Lawrence testified to how he had made several drops of around R500,000 to over R1-million at times at Bosasa’s Krugersdorp office.

This money, Lawrence testified, was generally cash (received in plastic bags or boxes) which he had been paid as a food and booze supplier to buyers in other African countries. Bosasa would then transfer the equivalent via EFT to the company.

Earlier testimony by Agrizzi had revealed how Bosasa used all sorts of crazy schemes to generate money for bribes.

Lawrence said he was at some point removed from the cash operation but told the commission that he had later, inadvertently, been sent an e-mail from someone at Bosasa containing documents that included “purchase orders” for items like “samp, rice, maize,” from Equal Trade.

When he asked his then boss, Greg Lacon-Allin of Equal Trade about this, Lawrence said he was told there had been another cash order.

*Current News24 Editor-in-Chief, Adriaan Basson, a journalist who has covered the Bosasa story for more than a decade, was a surprise witness at the state capture inquiry on Tuesday morning.
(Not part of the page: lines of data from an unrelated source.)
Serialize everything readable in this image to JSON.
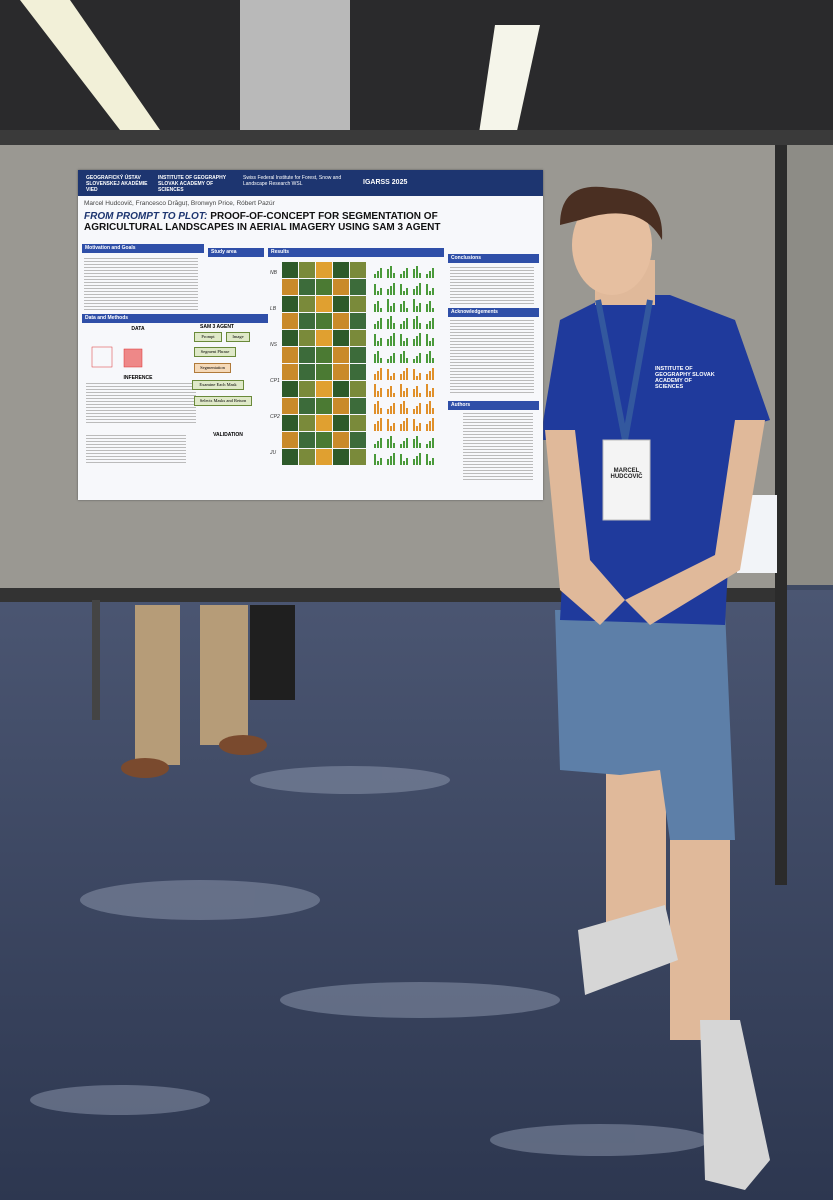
{
  "poster": {
    "logos": [
      "GEOGRAFICKÝ ÚSTAV SLOVENSKEJ AKADÉMIE VIED",
      "INSTITUTE OF GEOGRAPHY SLOVAK ACADEMY OF SCIENCES",
      "Swiss Federal Institute for Forest, Snow and Landscape Research WSL",
      "IGARSS 2025"
    ],
    "title_highlight": "FROM PROMPT TO PLOT:",
    "title_rest": "PROOF-OF-CONCEPT FOR SEGMENTATION OF AGRICULTURAL LANDSCAPES IN AERIAL IMAGERY USING SAM 3 AGENT",
    "authors": "Marcel Hudcovič, Francesco Drăguț, Bronwyn Price, Róbert Pazúr",
    "sections": [
      "Motivation and Goals",
      "Study area",
      "Results",
      "Conclusions",
      "Data and Methods",
      "Acknowledgements",
      "Authors"
    ],
    "diagram": [
      "SAM 3 AGENT",
      "Prompt",
      "Image",
      "Segment Phrase",
      "Segmentation",
      "Examine Each Mask",
      "Selects Masks and Return"
    ],
    "subheads": [
      "DATA",
      "INFERENCE",
      "VALIDATION"
    ],
    "row_labels": [
      "NB",
      "LB",
      "NS",
      "CP1",
      "CP2",
      "JU"
    ]
  },
  "badge": {
    "name": "MARCEL HUDCOVIČ"
  },
  "shirt": "INSTITUTE OF GEOGRAPHY SLOVAK ACADEMY OF SCIENCES"
}
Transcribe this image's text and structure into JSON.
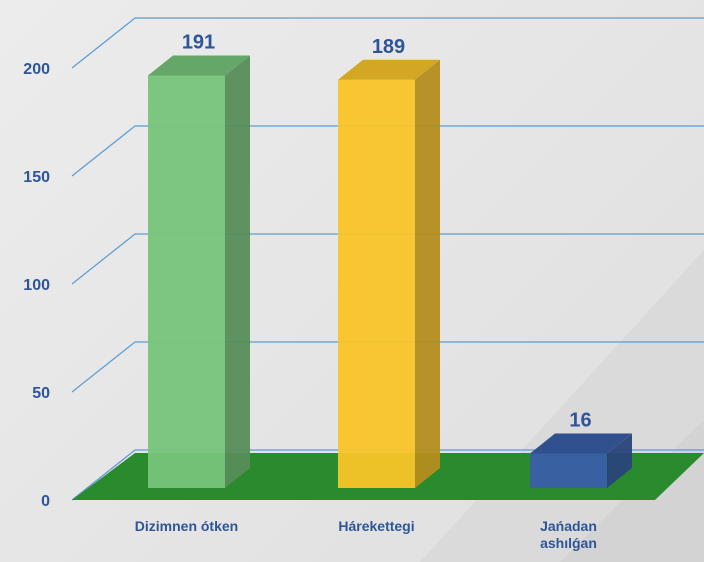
{
  "chart_data": {
    "type": "bar3d",
    "categories": [
      "Dizimnen ótken",
      "Hárekettegi",
      "Jańadan ashılǵan"
    ],
    "values": [
      191,
      189,
      16
    ],
    "colors": [
      "#77c47a",
      "#f8c428",
      "#3a5ea8"
    ],
    "ylim": [
      0,
      200
    ],
    "yticks": [
      0,
      50,
      100,
      150,
      200
    ],
    "grid": true
  }
}
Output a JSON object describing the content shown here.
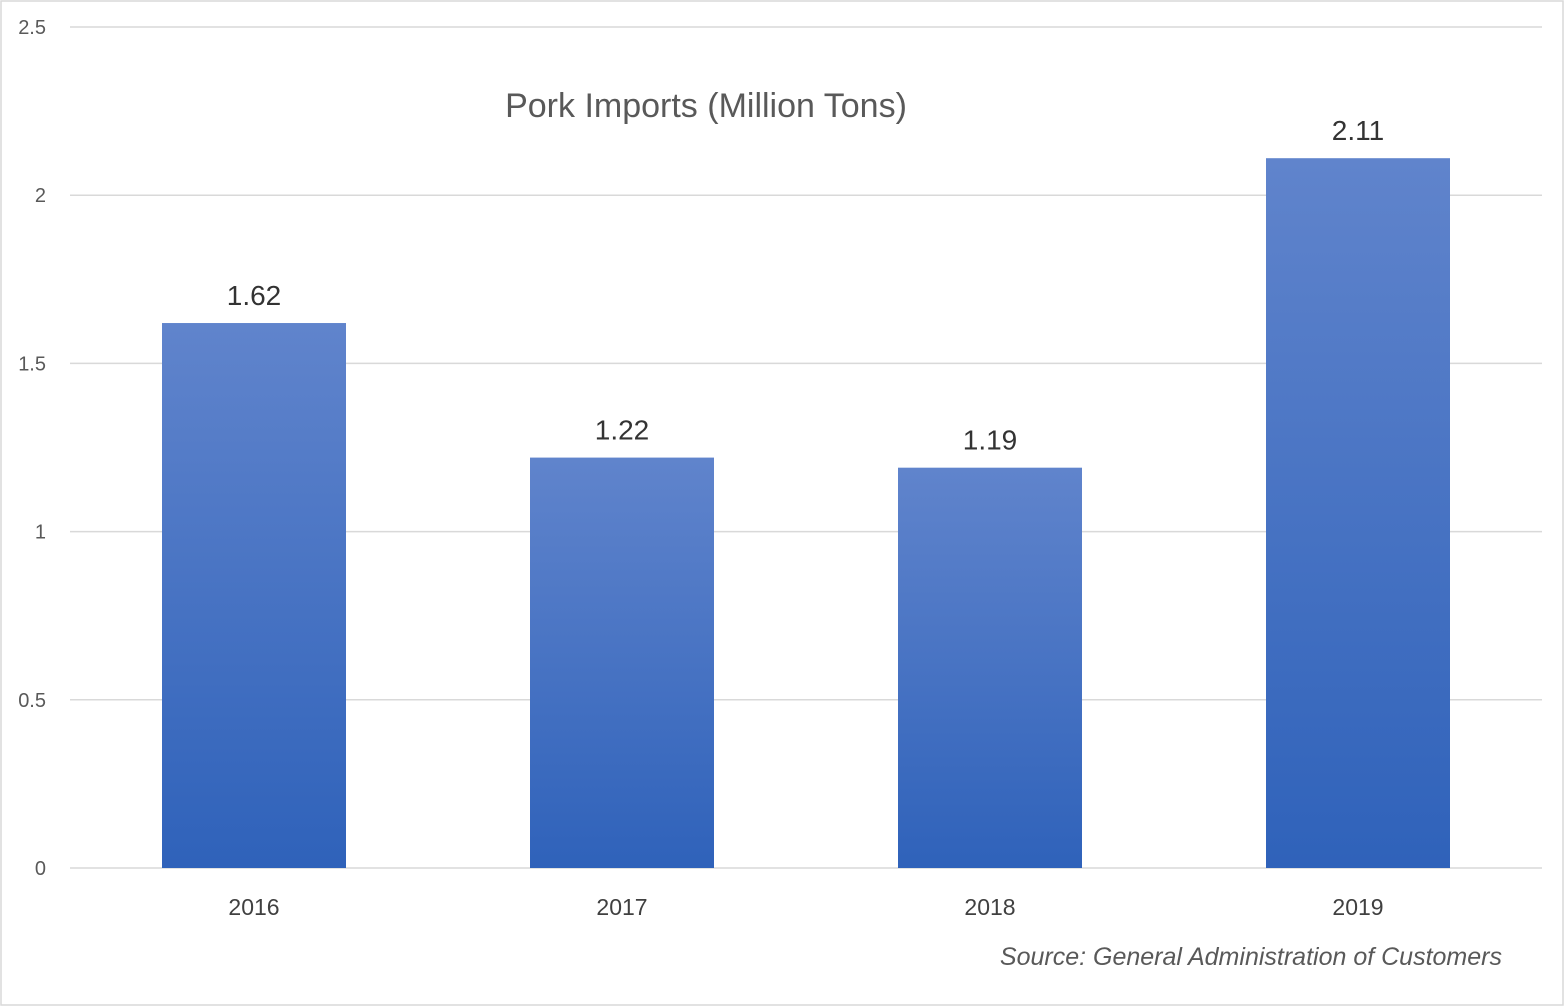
{
  "chart_data": {
    "type": "bar",
    "title": "Pork Imports (Million Tons)",
    "categories": [
      "2016",
      "2017",
      "2018",
      "2019"
    ],
    "values": [
      1.62,
      1.22,
      1.19,
      2.11
    ],
    "data_labels": [
      "1.62",
      "1.22",
      "1.19",
      "2.11"
    ],
    "y_ticks": [
      "0",
      "0.5",
      "1",
      "1.5",
      "2",
      "2.5"
    ],
    "y_tick_values": [
      0,
      0.5,
      1,
      1.5,
      2,
      2.5
    ],
    "ylim": [
      0,
      2.5
    ],
    "xlabel": "",
    "ylabel": "",
    "grid": true,
    "legend": "none",
    "bar_color_top": "#6084cc",
    "bar_color_bottom": "#2f62ba"
  },
  "source_note": "Source: General Administration of Customers"
}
Basson testified about various threats he received from people allegedly associated with Bosasa – including a media consultant, Benedicta Dube – who had called him once for a nearly 20-minute long conversation in which she had warned him to back off the story.

In that conversation, Basson said, Dube rattled off a long list of names of family members and friends, their professions and addresses – information not generally publicly available.

The objective of that call, like with the others, was to intimidate him to stop writing about the company.